By assessing how much Corn Belt farmers spend on fertilizer that goes unused, the authors concluded that the best outcome—both for farmers and the environment—is to avoid fertilizing the underperforming areas of each field. In fact, Basso said, it may be better from an economic standpoint to leave these areas unfarmed, to plant them with conservation grasses or in the future, with perennial bioenergy crops.
In any case, Basso said that time and resources should be focused on farming the portions of the fields that are high yielding or that are unstable—high yielding some years, low-yielding others.
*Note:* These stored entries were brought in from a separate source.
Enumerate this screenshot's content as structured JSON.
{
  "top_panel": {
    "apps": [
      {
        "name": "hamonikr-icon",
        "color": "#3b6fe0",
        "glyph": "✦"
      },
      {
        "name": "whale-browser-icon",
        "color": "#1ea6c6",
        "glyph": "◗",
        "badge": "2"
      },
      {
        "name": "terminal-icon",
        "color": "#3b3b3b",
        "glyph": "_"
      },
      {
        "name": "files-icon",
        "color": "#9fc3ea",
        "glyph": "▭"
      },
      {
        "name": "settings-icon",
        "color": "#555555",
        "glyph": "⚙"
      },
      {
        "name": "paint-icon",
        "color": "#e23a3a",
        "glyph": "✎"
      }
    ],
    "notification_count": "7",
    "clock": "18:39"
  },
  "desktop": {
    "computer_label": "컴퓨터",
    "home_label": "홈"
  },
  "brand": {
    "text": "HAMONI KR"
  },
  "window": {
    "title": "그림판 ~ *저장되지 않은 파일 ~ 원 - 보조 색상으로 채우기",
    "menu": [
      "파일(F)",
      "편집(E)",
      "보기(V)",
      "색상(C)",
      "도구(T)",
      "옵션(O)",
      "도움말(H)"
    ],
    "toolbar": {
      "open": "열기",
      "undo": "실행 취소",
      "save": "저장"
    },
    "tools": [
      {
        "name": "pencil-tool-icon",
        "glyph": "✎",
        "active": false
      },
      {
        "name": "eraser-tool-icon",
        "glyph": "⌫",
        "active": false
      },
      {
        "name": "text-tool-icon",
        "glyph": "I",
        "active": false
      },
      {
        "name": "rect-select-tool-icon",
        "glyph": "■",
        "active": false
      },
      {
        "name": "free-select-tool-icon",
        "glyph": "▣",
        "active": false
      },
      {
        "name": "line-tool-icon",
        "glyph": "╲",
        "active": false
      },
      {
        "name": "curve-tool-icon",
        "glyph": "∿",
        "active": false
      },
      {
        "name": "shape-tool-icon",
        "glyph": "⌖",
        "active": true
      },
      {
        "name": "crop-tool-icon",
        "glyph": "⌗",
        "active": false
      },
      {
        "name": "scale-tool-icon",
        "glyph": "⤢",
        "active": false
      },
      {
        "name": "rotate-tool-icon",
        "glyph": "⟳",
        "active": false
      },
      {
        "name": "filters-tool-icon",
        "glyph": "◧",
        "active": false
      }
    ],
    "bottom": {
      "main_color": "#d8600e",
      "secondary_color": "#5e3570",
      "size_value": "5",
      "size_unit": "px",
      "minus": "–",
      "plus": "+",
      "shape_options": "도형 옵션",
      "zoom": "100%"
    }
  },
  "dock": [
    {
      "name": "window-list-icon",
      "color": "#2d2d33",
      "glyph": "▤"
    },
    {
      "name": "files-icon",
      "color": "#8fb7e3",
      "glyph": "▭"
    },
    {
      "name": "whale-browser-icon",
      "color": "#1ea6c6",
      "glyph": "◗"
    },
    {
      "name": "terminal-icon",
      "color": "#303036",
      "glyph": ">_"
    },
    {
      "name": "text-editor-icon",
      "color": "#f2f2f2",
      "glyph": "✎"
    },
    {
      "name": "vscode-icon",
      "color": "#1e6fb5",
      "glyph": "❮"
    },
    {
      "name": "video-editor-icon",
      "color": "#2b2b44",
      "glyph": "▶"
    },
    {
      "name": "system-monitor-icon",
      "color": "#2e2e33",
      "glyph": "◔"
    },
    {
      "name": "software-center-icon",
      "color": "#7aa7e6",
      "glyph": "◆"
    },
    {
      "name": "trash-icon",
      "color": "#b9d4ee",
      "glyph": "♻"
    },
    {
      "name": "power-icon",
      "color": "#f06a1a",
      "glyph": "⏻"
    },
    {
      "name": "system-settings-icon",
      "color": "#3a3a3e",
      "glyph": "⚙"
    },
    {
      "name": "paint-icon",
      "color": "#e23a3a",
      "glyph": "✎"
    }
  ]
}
The unstable areas can be still be managed well with careful in-season management of nitrogen fertilizer, he said.
"By putting big data at the service of sustainability, we are now able to provide farmers with a prescription (Rx) map of nitrogen fertilizer for their fields, which can completely change how and where they focus their efforts," Basso said. "Farmers want to be good environmental stewards, and these findings give them an additional way to do so—to avoid over-fertilizing areas of fields that will lose the most nitrogen to groundwater, rivers and streams. Nobody wins when fertilizer is wasted on areas that won't produce. Once farmers identify these areas, they can both save money and help the environment."
The work was conducted at a variety of geographic scales, extending from small-scale research at the Kellogg Biological Station Long-Term Ecological Research site to individual farms in the region to ultimately the entire Midwest.
"The work demonstrates that overfertilization of consistently low-yield croplands is very costly to the industry and offers a valuable approach to meeting the farming industry goal of precision nitrogen management. Importantly, what's best for farmers is also best for the environment," said Colette St. Mary, a director of the National Science Foundation's Long-Term Ecological Research program.
"The findings provide practical recommendations based on a convincingly complete data set coupled with remote sensing to persuade farmers that matching low crop yields from stable low-yield areas could eliminate seasonal excesses in reactive nitrogen," said Jim Dobrowolski, National Program Leader for Water at USDA-NIFA. "With this research, MSU's team helps the farmer's bottom line, while simultaneously reducing greenhouse gas emissions and maintaining water quality. It's a 'win-win-win' solution."